The U.S.-led United Nations Command, which administers the DMZ and enforces the armistice agreement that ended the 1950-53 Korean War, said it will launch an investigation into the case.

"UNC is cooperating closely with ROK Joint Chiefs of Staff to assess and continue to monitor the situation. UNC will conduct a thorough investigation tomorrow (Monday, May 4) to determine if there was an Armistice Agreement violation, and will provide the report to the appropriate authorities once completed," the command said in a statement sent to Yonhap News Agency.

Any additional acts or specific movements by the North Korean military have not been detected so far, according to JCS spokesman Col. Kim Jun-rak.

"We had taken appropriate measures immediately after our troops heard gunshots, and found the bullet marks. Any further details will be available after investigations by the UNC and our authorities," Kim said during the ministry briefing. "We have been closely monitoring the situation."
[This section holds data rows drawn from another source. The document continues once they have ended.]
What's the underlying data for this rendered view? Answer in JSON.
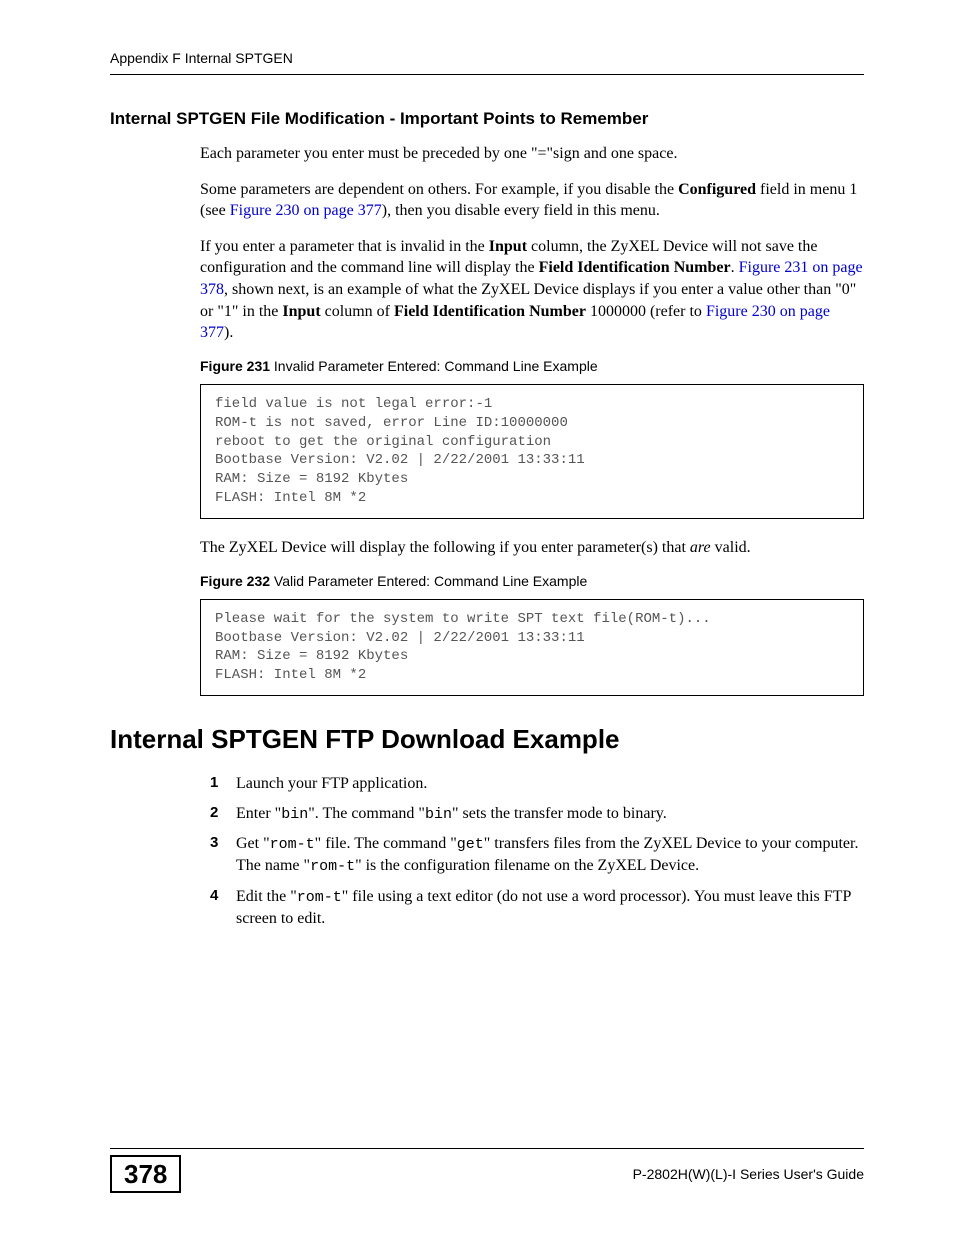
{
  "header": "Appendix F Internal SPTGEN",
  "subheading": "Internal SPTGEN File Modification - Important Points to Remember",
  "para1": "Each parameter you enter must be preceded by one \"=\"sign and one space.",
  "para2a": "Some parameters are dependent on others. For example, if you disable the ",
  "para2b": "Configured",
  "para2c": " field in menu 1 (see ",
  "para2link1": "Figure 230 on page 377",
  "para2d": "), then you disable every field in this menu.",
  "para3a": "If you enter a parameter that is invalid in the ",
  "para3b": "Input",
  "para3c": " column, the ZyXEL Device will not save the configuration and the command line will display the ",
  "para3d": "Field Identification Number",
  "para3e": ". ",
  "para3link1": "Figure 231 on page 378",
  "para3f": ", shown next, is an example of what the ZyXEL Device displays if you enter a value other than \"0\" or \"1\" in the ",
  "para3g": "Input",
  "para3h": " column of ",
  "para3i": "Field Identification Number",
  "para3j": " 1000000 (refer to ",
  "para3link2": "Figure 230 on page 377",
  "para3k": ").",
  "fig231num": "Figure 231",
  "fig231cap": "   Invalid Parameter Entered: Command Line Example",
  "code1": "field value is not legal error:-1\nROM-t is not saved, error Line ID:10000000\nreboot to get the original configuration\nBootbase Version: V2.02 | 2/22/2001 13:33:11\nRAM: Size = 8192 Kbytes\nFLASH: Intel 8M *2",
  "para4a": "The ZyXEL Device will display the following if you enter parameter(s) that ",
  "para4b": "are",
  "para4c": " valid.",
  "fig232num": "Figure 232",
  "fig232cap": "   Valid Parameter Entered: Command Line Example",
  "code2": "Please wait for the system to write SPT text file(ROM-t)...\nBootbase Version: V2.02 | 2/22/2001 13:33:11\nRAM: Size = 8192 Kbytes\nFLASH: Intel 8M *2",
  "section2": "Internal SPTGEN FTP Download Example",
  "steps": {
    "s1": "Launch your FTP application.",
    "s2a": "Enter \"",
    "s2b": "bin",
    "s2c": "\". The command \"",
    "s2d": "bin",
    "s2e": "\" sets the transfer mode to binary.",
    "s3a": "Get \"",
    "s3b": "rom-t",
    "s3c": "\" file. The command \"",
    "s3d": "get",
    "s3e": "\" transfers files from the ZyXEL Device to your computer. The name \"",
    "s3f": "rom-t",
    "s3g": "\" is the configuration filename on the ZyXEL Device.",
    "s4a": "Edit the \"",
    "s4b": "rom-t",
    "s4c": "\" file using a text editor (do not use a word processor). You must leave this FTP screen to edit."
  },
  "nums": {
    "n1": "1",
    "n2": "2",
    "n3": "3",
    "n4": "4"
  },
  "pagenum": "378",
  "footerright": "P-2802H(W)(L)-I Series User's Guide"
}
This AFP photo, taken on April 23, 2020, shows South Korean soldiers patrolling along a barbed wire fence in the Demilitarized Zone (DMZ) separating North and South Korea, on the South Korean island of Ganghwa. (Yonhap)

On Sunday, U.S. Secretary of State Mike Pompeo said in an interview with ABC News, "We think those are accidental," stressing that there was no loss of life on either side.

A JCS officer also said it did not appear to be an intentional provocation.

"It was far from 'perfect' circumstances for making provocative acts," he said, noting that it was foggy at that time; the South Korean guard post is located at a higher altitude than North Korean guard posts situated in the region; it was the time when North Korean soldiers usually rotate shifts and check their firearms or equipment; and no unusual movements by the North Korean military had been detected.

The incident took place a day after North Korean leader Kim Jong-un made his first public appearance in nearly three weeks, ending rumors about his health.

Some have raised speculations that the shooting could have something to do with Kim's appearance, but JCS officials said they believe the chances are low.